Faut-il le rappeler ? Première industrie de France avec 437 000 emplois pour un chiffre d’affaires s’élevant à 198 milliards d’euros, l’industrie agroalimentaire française est un des piliers du savoir-faire français aux quatre coins du monde. La filière est également un acteur central de la chaîne alimentaire, maillon central entre les producteurs agricoles, les distributeurs et les consommateurs.
Innover pour répondre aux attentes des consommateurs
Aujourd’hui, les industries agroalimentaires doivent être en capacité d’innover pour répondre aux attentes des consommateurs et s’inscrire dans une stratégie de croissance sur les marchés internationaux. Fragilisées par une contraction de leurs marges, les industries agroalimentaires souffrent d’un déficit d’investissement qui nuit à leur compétitivité et entrave l’innovation et la conquête de nouveaux marchés, notamment à l’export.
Pour ce faire, le Gouvernement a annoncé un plan ambitieux comportant la création d’un fonds d’investissement (consolidation et capital-développement) dédié à la filière agroalimentaire, avec pour objectif de lever plus de 500 millions d’euros, dont 200 millions d’euros apportés par l’Etat ; La facilitation de l’accès à France 2030, notamment sur les volets « décarbonation » et « robotisation » ; Le report de charges sociales et fiscales pour les entreprises qui le souhaitent ; Les « Boosters IAA » avec une formation des dirigeants à l’export assurée par Business France.

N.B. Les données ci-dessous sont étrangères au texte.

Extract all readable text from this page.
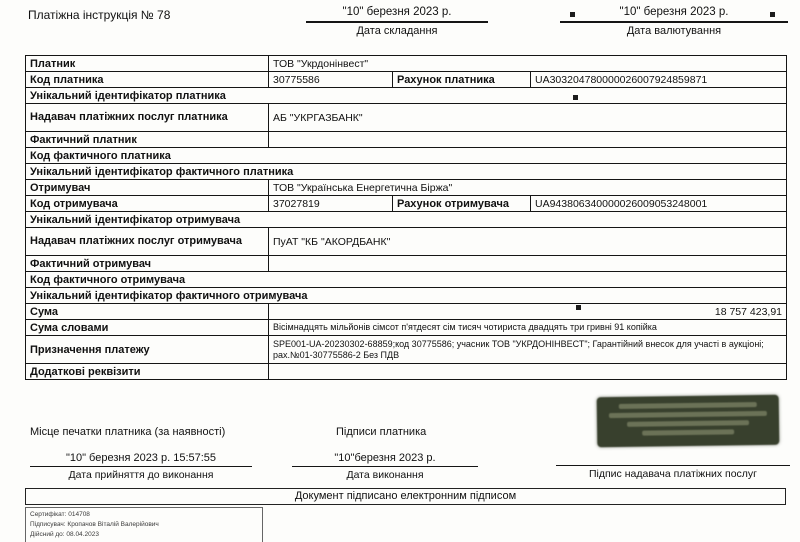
Платіжна інструкція № 78	"10" березня 2023 р.
Дата складання
"10" березня 2023 р.
Дата валютування
Платник	ТОВ "Укрдонінвест"		
Код платника	30775586	Рахунок платника	UA303204780000026007924859871
Унікальний ідентифікатор платника			
Надавач платіжних послуг платника	АБ "УКРГАЗБАНК"		
Фактичний платник			
Код фактичного платника			
Унікальний ідентифікатор фактичного платника			
Отримувач	ТОВ "Українська Енергетична Біржа"		
Код отримувача	37027819	Рахунок отримувача	UA943806340000026009053248001
Унікальний ідентифікатор отримувача			
Надавач платіжних послуг отримувача	ПуАТ "КБ "АКОРДБАНК"		
Фактичний отримувач			
Код фактичного отримувача			
Унікальний ідентифікатор фактичного отримувача			
Сума	18 757 423,91		
Сума словами	Вісімнадцять мільйонів сімсот п'ятдесят сім тисяч чотириста двадцять три гривні 91 копійка		
Призначення платежу	SPE001-UA-20230302-68859;код 30775586; учасник ТОВ "УКРДОНІНВЕСТ"; Гарантійний внесок для участі в аукціоні; рах.№01-30775586-2 Без ПДВ		
Додаткові реквізити			
Місце печатки платника (за наявності)	Підписи платника
"10" березня 2023 р. 15:57:55
Дата прийняття до виконання
"10"березня 2023 р.
Дата виконання	Підпис надавача платіжних послуг
Документ підписано електронним підписом
Сертифікат: 014708
Підписувач: Кропачов Віталій Валерійович
Дійсний до: 08.04.2023
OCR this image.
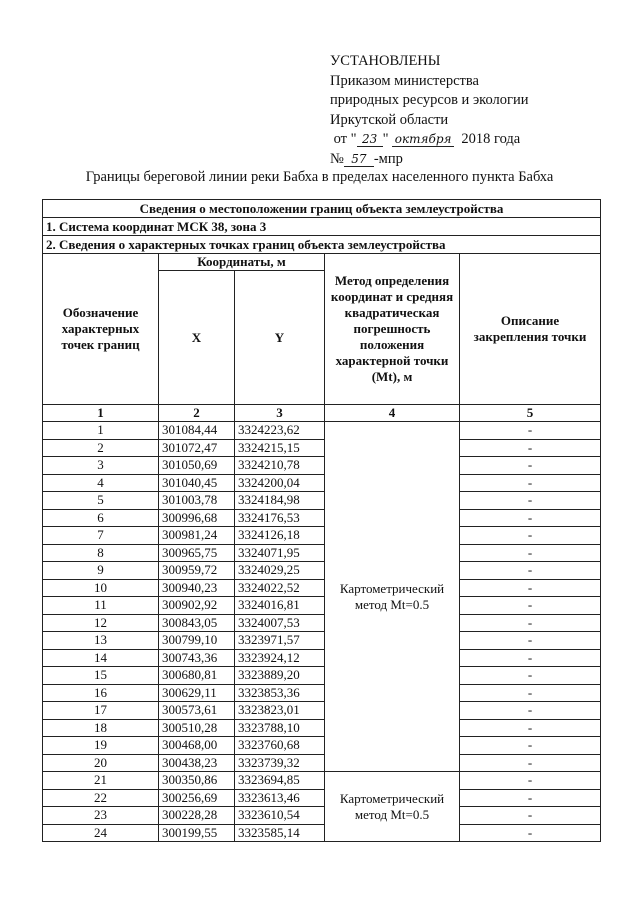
УСТАНОВЛЕНЫ
Приказом министерства
природных ресурсов и экологии
Иркутской области
от " 23 " октября 2018 года
№ 57 -мпр
Границы береговой линии реки Бабха в пределах населенного пункта Бабха
Сведения о местоположении границ объекта землеустройства				
1. Система координат МСК 38, зона 3				
2. Сведения о характерных точках границ объекта землеустройства				
Обозначение характерных точек границ	Координаты, м		Метод определения координат и средняя квадратическая погрешность положения характерной точки (Mt), м	Описание закрепления точки
	X	Y		
1	2	3	4	5
1	301084,44	3324223,62	Картометрический метод Mt=0.5	-
2	301072,47	3324215,15		-
3	301050,69	3324210,78		-
4	301040,45	3324200,04		-
5	301003,78	3324184,98		-
6	300996,68	3324176,53		-
7	300981,24	3324126,18		-
8	300965,75	3324071,95		-
9	300959,72	3324029,25		-
10	300940,23	3324022,52		-
11	300902,92	3324016,81		-
12	300843,05	3324007,53		-
13	300799,10	3323971,57		-
14	300743,36	3323924,12		-
15	300680,81	3323889,20		-
16	300629,11	3323853,36		-
17	300573,61	3323823,01		-
18	300510,28	3323788,10		-
19	300468,00	3323760,68		-
20	300438,23	3323739,32		-
21	300350,86	3323694,85	Картометрический метод Mt=0.5	-
22	300256,69	3323613,46		-
23	300228,28	3323610,54		-
24	300199,55	3323585,14		-
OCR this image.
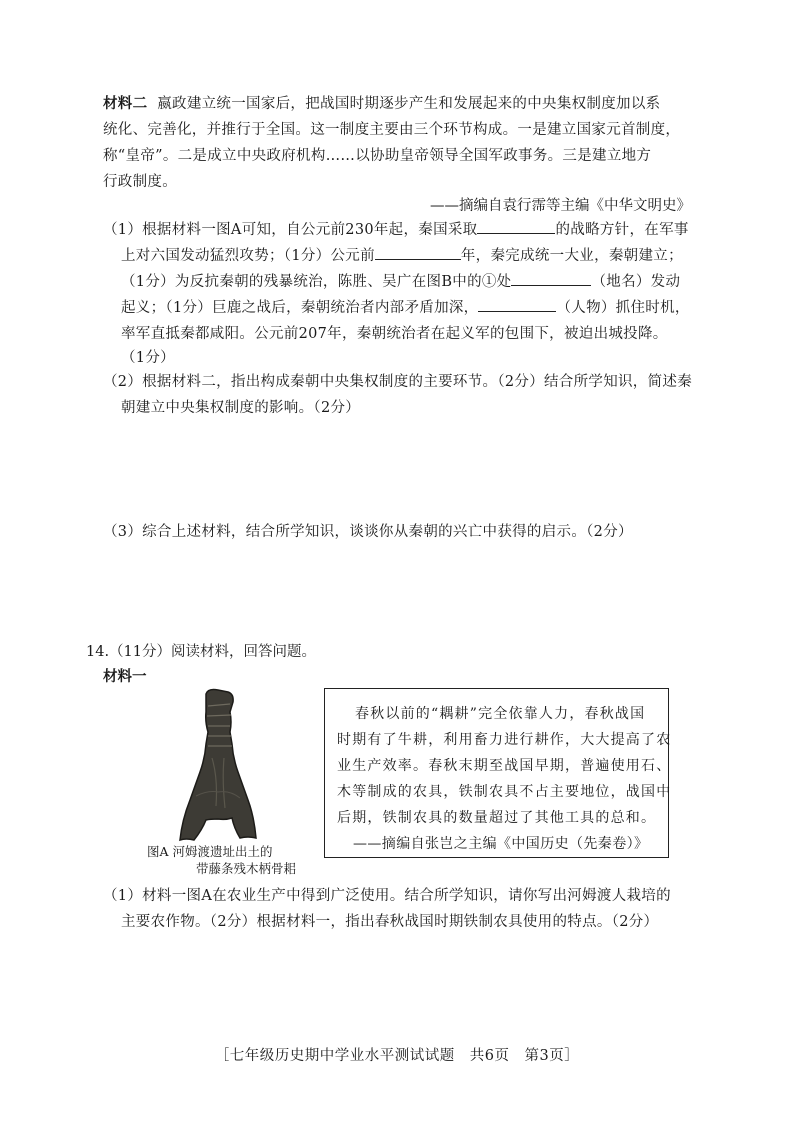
材料二 嬴政建立统一国家后，把战国时期逐步产生和发展起来的中央集权制度加以系
统化、完善化，并推行于全国。这一制度主要由三个环节构成。一是建立国家元首制度，
称“皇帝”。二是成立中央政府机构……以协助皇帝领导全国军政事务。三是建立地方
行政制度。
——摘编自袁行霈等主编《中华文明史》
（1）根据材料一图A可知，自公元前230年起，秦国采取	的战略方针，在军事
上对六国发动猛烈攻势；（1分）公元前	年，秦完成统一大业，秦朝建立；
（1分）为反抗秦朝的残暴统治，陈胜、吴广在图B中的①处	（地名）发动
起义；（1分）巨鹿之战后，秦朝统治者内部矛盾加深，	（人物）抓住时机，
率军直抵秦都咸阳。公元前207年，秦朝统治者在起义军的包围下，被迫出城投降。
（1分）
（2）根据材料二，指出构成秦朝中央集权制度的主要环节。（2分）结合所学知识，简述秦
朝建立中央集权制度的影响。（2分）
（3）综合上述材料，结合所学知识，谈谈你从秦朝的兴亡中获得的启示。（2分）
14.（11分）阅读材料，回答问题。
材料一
图A 河姆渡遗址出土的
带藤条残木柄骨耜
春秋以前的“耦耕”完全依靠人力，春秋战国
时期有了牛耕，利用畜力进行耕作，大大提高了农
业生产效率。春秋末期至战国早期，普遍使用石、
木等制成的农具，铁制农具不占主要地位，战国中
后期，铁制农具的数量超过了其他工具的总和。
——摘编自张岂之主编《中国历史（先秦卷）》
（1）材料一图A在农业生产中得到广泛使用。结合所学知识，请你写出河姆渡人栽培的
主要农作物。（2分）根据材料一，指出春秋战国时期铁制农具使用的特点。（2分）
［七年级历史期中学业水平测试试题　共6页　第3页］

«L’industrie agroalimentaire française est un formidable atout pour la souveraineté alimentaire de notre pays. Le plan de soutien porte l’ambition de l’Etat et est structurant pour la filière tout en lui permettant de consolider ses fondations pour mieux se projeter dans son développement vers une chaîne de production alimentaire plus décarbonée et mieux rémunératrice pour les agriculteurs», a déclaré Marc Fesneau. Pour Roland Lescure : « L’Etat est aux côtés des acteurs de l’agroalimentaire pour renforcer la compétitivité de la filière et conforter notre souveraineté alimentaire. Rien ne se fera néanmoins sans la détermination de tous les acteurs d’aller également dans ce sens et de travailler à des solutions collectives innovantes et créatrices de valeur ».

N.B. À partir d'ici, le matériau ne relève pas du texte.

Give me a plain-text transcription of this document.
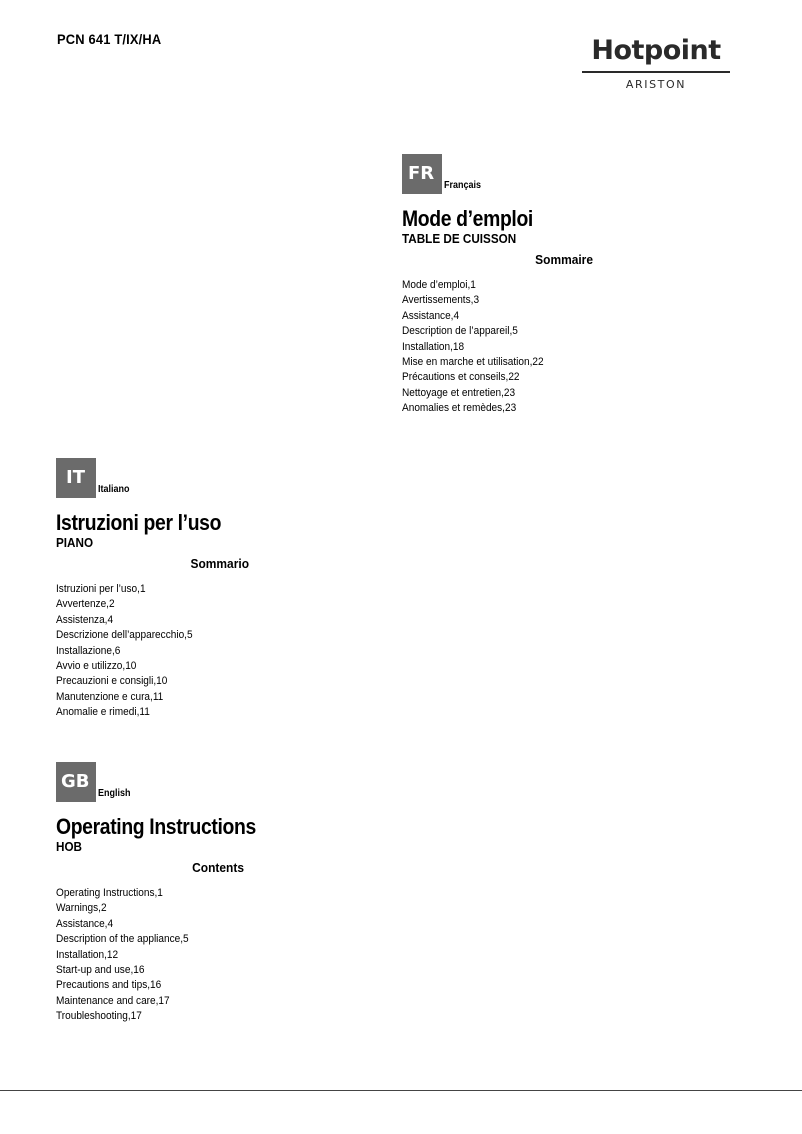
PCN 641 T/IX/HA	Hotpoint
ARISTON
FR
Français
Mode d’emploi
TABLE DE CUISSON
Sommaire
Mode d’emploi,1
Avertissements,3
Assistance,4
Description de l’appareil,5
Installation,18
Mise en marche et utilisation,22
Précautions et conseils,22
Nettoyage et entretien,23
Anomalies et remèdes,23
IT
Italiano
Istruzioni per l’uso
PIANO
Sommario
Istruzioni per l’uso,1
Avvertenze,2
Assistenza,4
Descrizione dell’apparecchio,5
Installazione,6
Avvio e utilizzo,10
Precauzioni e consigli,10
Manutenzione e cura,11
Anomalie e rimedi,11
GB
English
Operating Instructions
HOB
Contents
Operating Instructions,1
Warnings,2
Assistance,4
Description of the appliance,5
Installation,12
Start-up and use,16
Precautions and tips,16
Maintenance and care,17
Troubleshooting,17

Trois volets pour aider les industriels
Ce plan est divisé en trois volets : un soutien à court terme en trésorerie ; un soutien de moyen terme pour aider les industries agroalimentaires à grandir, se consolider et se moderniser ; un soutien à l’export pour aller à la conquête de nouveaux marchés à l’international et miser sur la marque France. La principale mesure de ce plan consiste en la création d’un fonds public/privé dont la cible est de 500 M€. La stratégie d’investissement du fonds fera l’objet d’une concertation dans les semaines qui viennent.
Que contiennent les mesures de ce plan ? En premier lieu, celles-ci se focalisent sur les maillons industriels de la transformation alimentaire, maillons stratégiques liant les activités de production agricole et le consommateur, via la distribution ou la restauration. Trois volets de mesures de soutien, de court terme pour sortir des crises par le haut, et de moyen/long terme pour engager des dynamiques vertueuses et être au rendez-vous des transitions alimentaire, écologique, environnementale et énergétique dans la filière en renouant avec la compétitivité : Le volet 1 a pour objectif d’apporter un soutien de court terme en trésorerie ; le volet 2 doit permettre de relancer la dynamique à l’export en accompagnant les entreprises agroalimentaires françaises à l’international et le volet 3 a pour objectif de déployer une vision stratégique pour la compétitivité de la filière via la consolidation et l’investissement et accélérer la transition écologique.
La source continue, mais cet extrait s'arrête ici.